Ministro defendeu o envolvimento do poder judiciário em pautas ambientais e climáticas
17 de novembro de 2022Afra Balazina, de Sharm El-Sheik*
Durante a COP 27, o ministro Luís Roberto Barroso, do Supremo Tribunal Federal (STF), defendeu e explicou a necessidade de intervenção do Judiciário em matérias ambientais e climáticas e porque ela tem se ampliado no mundo todo e também no Brasil.
Em evento no Brazil Climate Action Hub, Barroso ressaltou que os objetivos do Acordo de Paris não vêm sendo cumpridos de maneira satisfatória e que os “prazos fatais” já estão se aproximando. “E alguns governos negligenciam inteiramente a questão ambiental, como temos visto em diferentes partes do mundo. Esses fatores levaram o Judiciário a mudar de atitude. Em vez de tratar a questão como política, passou a tratá-la como ação jurídica. Todas as ações propostas até certo tempo atrás eram extintas sob o fundamento de que essa era uma questão política e de que não havia legitimação ativa propondo essas ações. E agora em todo o mundo o Judiciário começa a atuar”, afirmou.
Segundo ele, “a política tem muitas circunstâncias de curto prazo”. “E, na verdade, os impactos ambientais que são causados hoje só vão produzir verdadeiramente suas consequências daqui a 25/30 anos, na próxima geração. A política majoritária não tem os incentivos para a atuação ambiental e atuação na mudança climática. E por essa razão o Judiciário e os tribunais, que não precisam se mover pelos objetivos de curto prazo e que muitas vezes pautam a política, é que têm que atuar nessa matéria”, disse.
O ministro reforçou que no Brasil, nos últimos anos, muitas políticas governamentais foram na direção contrária ao que determina a Constituição e ao que determina os tratados internacionais. “E esse não é um juízo de valor, mas um juízo de fato. Houve inclusive, um desmonte das agências ambientais responsáveis pela proteção ambiental e pela proteção das comunidades indígenas. De modo que, ao longo dos últimos quatro anos, houve uma expansão progressiva do desmatamento na Amazônia, por exemplo. Em 2012 eram 4 mil km² por ano e nós estamos chegando em 2022 a um desmatamento de 15 mil km² no ano”, afirmou.
Ele lembrou que a Constituição brasileira dispõe de artigo, que é o 225, que diz que a proteção ambiental é um direito fundamental do cidadão e um dever do Estado.
>> Art. 225. “Todos têm direito ao meio ambiente ecologicamente equilibrado, bem de uso comum do povo e essencial à sadia qualidade de vida, impondo-se ao poder público e à coletividade o dever de defendê-lo e preservá-lo para as presentes e futuras gerações.”

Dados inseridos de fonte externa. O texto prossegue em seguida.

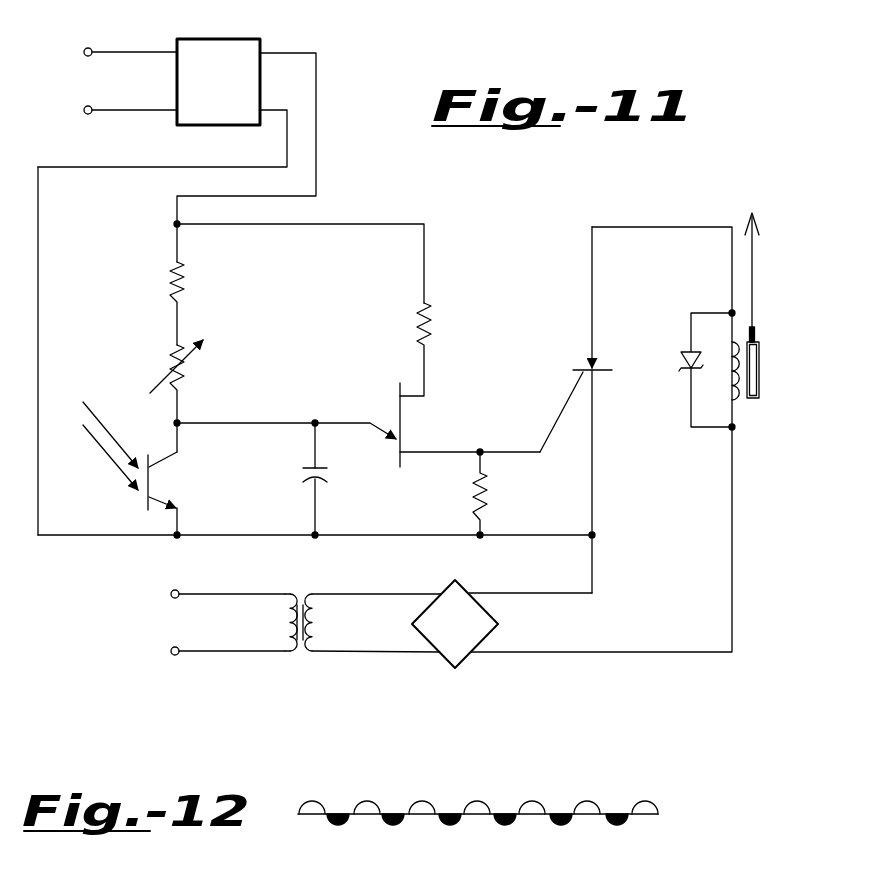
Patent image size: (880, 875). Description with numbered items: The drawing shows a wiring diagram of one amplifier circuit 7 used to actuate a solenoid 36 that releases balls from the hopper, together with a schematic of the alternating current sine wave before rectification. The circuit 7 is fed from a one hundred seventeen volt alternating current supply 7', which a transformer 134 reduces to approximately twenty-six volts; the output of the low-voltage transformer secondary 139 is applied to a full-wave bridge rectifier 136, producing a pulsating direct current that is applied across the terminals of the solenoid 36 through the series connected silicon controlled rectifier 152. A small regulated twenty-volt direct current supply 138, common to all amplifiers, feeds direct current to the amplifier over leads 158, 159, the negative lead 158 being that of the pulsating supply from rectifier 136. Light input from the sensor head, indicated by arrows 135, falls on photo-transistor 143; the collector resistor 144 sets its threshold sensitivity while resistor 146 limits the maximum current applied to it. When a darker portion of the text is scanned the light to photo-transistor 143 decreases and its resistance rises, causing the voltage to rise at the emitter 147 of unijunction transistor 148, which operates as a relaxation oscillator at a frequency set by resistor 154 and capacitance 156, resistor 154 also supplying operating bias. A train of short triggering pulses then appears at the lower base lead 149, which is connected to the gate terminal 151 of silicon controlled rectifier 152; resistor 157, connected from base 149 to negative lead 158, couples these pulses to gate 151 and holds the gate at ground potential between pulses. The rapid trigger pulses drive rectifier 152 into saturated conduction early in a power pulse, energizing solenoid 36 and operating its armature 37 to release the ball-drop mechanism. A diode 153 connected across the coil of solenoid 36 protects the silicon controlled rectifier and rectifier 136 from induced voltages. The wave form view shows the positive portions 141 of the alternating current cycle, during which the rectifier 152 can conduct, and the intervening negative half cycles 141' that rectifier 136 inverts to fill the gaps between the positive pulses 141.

In FIG. 11, the regulated direct current supply 138 is at (245, 38).
In FIG. 11, the alternating current supply 7' is at (122, 351).
In FIG. 11, the amplifier circuit 7 is at (63, 333).
In FIG. 11, the negative lead 158 is at (284, 132).
In FIG. 11, the lead 159 is at (316, 143).
In FIG. 11, the resistor 146 is at (170, 284).
In FIG. 11, the collector resistor 144 is at (172, 363).
In FIG. 11, the photo-transistor 143 is at (162, 453).
In FIG. 11, the arrows 135 is at (112, 464).
In FIG. 11, the resistor 154 is at (432, 318).
In FIG. 11, the emitter 147 is at (394, 432).
In FIG. 11, the unijunction transistor 148 is at (404, 425).
In FIG. 11, the lower base lead 149 is at (394, 453).
In FIG. 11, the capacitance 156 is at (302, 474).
In FIG. 11, the resistor 157 is at (474, 497).
In FIG. 11, the silicon controlled rectifier 152 is at (602, 363).
In FIG. 11, the gate terminal 151 is at (576, 370).
In FIG. 11, the diode 153 is at (684, 360).
In FIG. 11, the solenoid 36 is at (760, 368).
In FIG. 11, the armature 37 is at (757, 340).
In FIG. 11, the transformer 134 is at (299, 648).
In FIG. 11, the transformer secondary 139 is at (318, 630).
In FIG. 11, the rectifier 136 is at (456, 655).
In FIG. 12, the positive portion 141 is at (478, 784).
In FIG. 12, the recessed dots 141' is at (477, 842).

“A questão climática, a proteção dos biomas e as medidas de enfrentamento das mudanças climáticas não são questões puramente políticas. É claro que há decisões políticas envolvidas. Mas, no caso de políticas públicas inexistentes ou manifestamente insuficientes ou deficientes, a Constituição não só autoriza como determina a ação do Judiciário em nome da proteção ao direito fundamental ao meio ambiente ecologicamente protegido e ao dever que ela impõe à ação do Estado”, esclareceu.
Clima e direitos humanos
Segundo Barroso, o STF estabeleceu, em decisão sobre o Fundo Clima, a premissa de que o Acordo de Paris é uma modalidade de tratado de direitos humanos. “O que no Brasil tem um significado jurídico muito importante porque ser um tratado de direitos humanos coloca essa deliberação internacional acima da legislação interna e acima das decisões administrativas do poder Executivo. Portanto, ainda quando não se possa exigir com base no tratado algum eventual comportamento, é possível invalidar os comportamentos que contrariam o tratado, porque esta foi uma obrigação internacional assumida pelo Brasil”, explicou.

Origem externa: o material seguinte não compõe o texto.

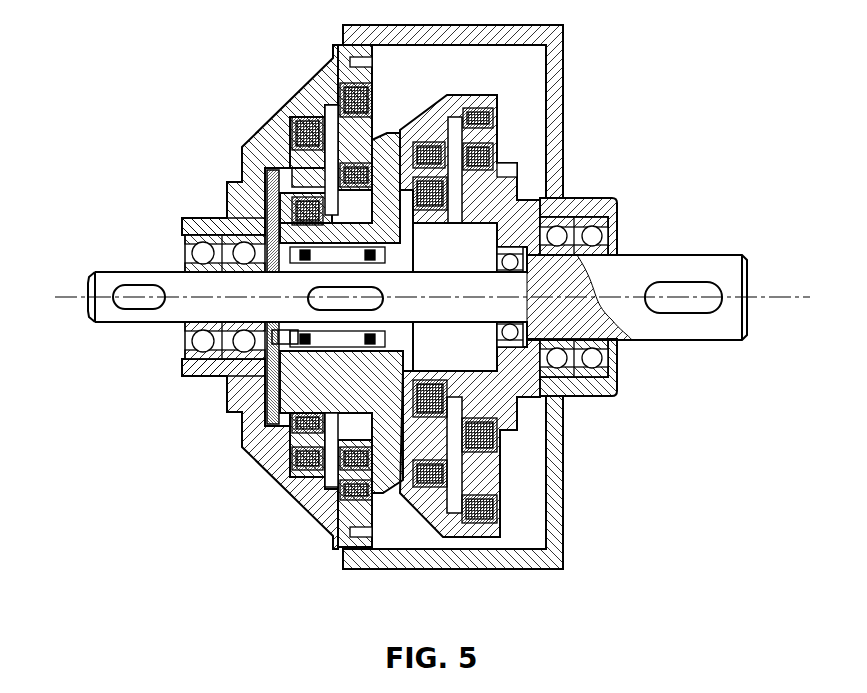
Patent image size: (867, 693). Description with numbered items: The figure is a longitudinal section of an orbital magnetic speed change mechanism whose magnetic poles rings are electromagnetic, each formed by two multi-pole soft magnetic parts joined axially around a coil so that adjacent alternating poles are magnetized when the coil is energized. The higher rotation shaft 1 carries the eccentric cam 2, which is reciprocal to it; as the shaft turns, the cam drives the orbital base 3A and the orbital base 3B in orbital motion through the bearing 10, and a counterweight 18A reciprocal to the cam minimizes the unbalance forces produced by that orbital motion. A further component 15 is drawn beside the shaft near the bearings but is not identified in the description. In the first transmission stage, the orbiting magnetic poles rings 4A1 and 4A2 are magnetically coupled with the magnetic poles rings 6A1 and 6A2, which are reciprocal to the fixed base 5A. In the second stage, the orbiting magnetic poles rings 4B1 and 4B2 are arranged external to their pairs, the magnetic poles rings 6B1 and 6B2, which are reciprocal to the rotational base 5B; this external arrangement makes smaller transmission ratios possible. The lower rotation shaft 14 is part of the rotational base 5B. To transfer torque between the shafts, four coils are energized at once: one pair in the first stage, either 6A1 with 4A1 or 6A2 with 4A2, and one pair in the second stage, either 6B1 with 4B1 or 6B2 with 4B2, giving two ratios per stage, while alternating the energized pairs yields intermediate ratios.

Além disso, segundo ele, no Brasil a legislação incorporou as obrigações do tratado, de modo que os compromissos que assumiu internacionalmente se tornaram legislação interna. “Então seu descumprimento é um descumprimento da lei e o papel de um tribunal é fazer cumprir as leis quando elas eventualmente sejam descumpridas. Não é uma opção política cumprir ou não cumprir, é um dever político fazer com que as reduções das emissões sejam efetivadas, mas no Brasil estava acontecendo o contrário. O país se comprometeu a reduzir o desmatamento até o final deste ano a 4 mil km2 e estamos com mais que o triplo disso. Dizer que o Judiciário não tem nenhum papel nessa matéria é dizer que a Constituição não vale, e acho que evidentemente ninguém acha isso”, concluiu.